The GWAS catalog database ( was queried by searching for SNPs in a 1MB distance of the SNPs found in this study. LD was determined by calculating the R2 and D′ in the UK Biobank between the GWAS catalog SNPs and the SNPs found in this study. In addition we examined genome-wide summary statistics for 699 traits using PhenoScanner23 (v1.1, PhenoScanner was used to cross-reference HRR associated SNPs for their association with a broad range of phenotypes regardless of genome-wide significance.

To gain insights into pleiotropy among HR variables, we performed linear regression analyses for all significantly associated SNPs with resting HR, HR variability (SDNN and RMSSD), HR increase, and HR recovery. The Z-scores, which were aligned to the HR recovery increasing allele, were visualized in a heat plot.

Polygenic score

Polygenic scores of HR increase and HR recovery were constructed by calculating the sum of the number of alleles that increased HR increase or HR recovery weighted by the corresponding beta coefficients. The primary polygenic score was based on all primary and secondary SNPs that were genome-wide significantly associated.

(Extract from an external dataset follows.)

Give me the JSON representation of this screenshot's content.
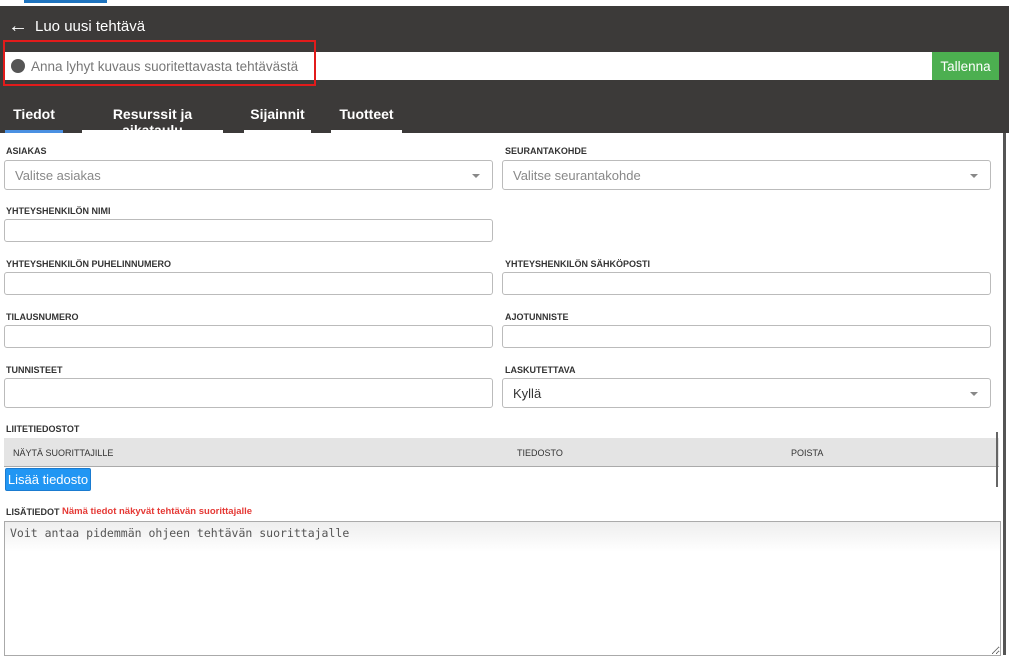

The relationships between the polygenic score and clinical phenotypes were tested in 422,947 individuals who were not part of the discovery GWAS, using linear, logistic, and cox regression analyses. The discovery sample was excluded from this analysis to avoid any potential bias or reverse confounding. The statistical power for a case-control Mendelian randomization in this study (N = 422,334) was calculated at α = 0.05 using the sample size, proportion of cases, strength of the polygenic risk score, and the expected causal hazards ratio60.

Functional variants and candidate causal genes

To search for evidence of the functional effects of HR profile associated SNPs, we used multiple QTL databases including the following: Stockholm–Tartu Atherosclerosis Reverse Network Engineering Task (STARNET)61, GTEX, version 662, cis-eQTL datasets of Blood63,64,65, and cis-meQTLs66. Only eQTLS/meQTLs that achieved p < 1 × 10−6 and were in LD (R2 > 0.8) with the queried SNP were considered significant.

Long-range chromatin interactions with the 1MB region at either side of a SNP were examined and visualized using HUGin67. Only genes that achieved a Bonferonni significant association and demonstrated a clear pattern of interaction between the queried SNP and the promoter region were prioritized.

For all primary and secondary SNPs that were genome-wide significantly associated, candidate causal genes were prioritized as follows: a) by proximity, the nearest gene or any gene within 10 kb; b) by protein-coding gene variants in LD (R2 > 0.8); c) by eQTL analysis (described above); and d) by long-range chromatin interaction analysis (described above).

Data availability

The data that support the findings of this study are available from the corresponding author upon reasonable request. The de novo GWAS analysis (complete summary statistics of all genetic variants and traits) have been deposited in Mendeley with the identifier 'doi:10.17632/tg5tvgm436.1'.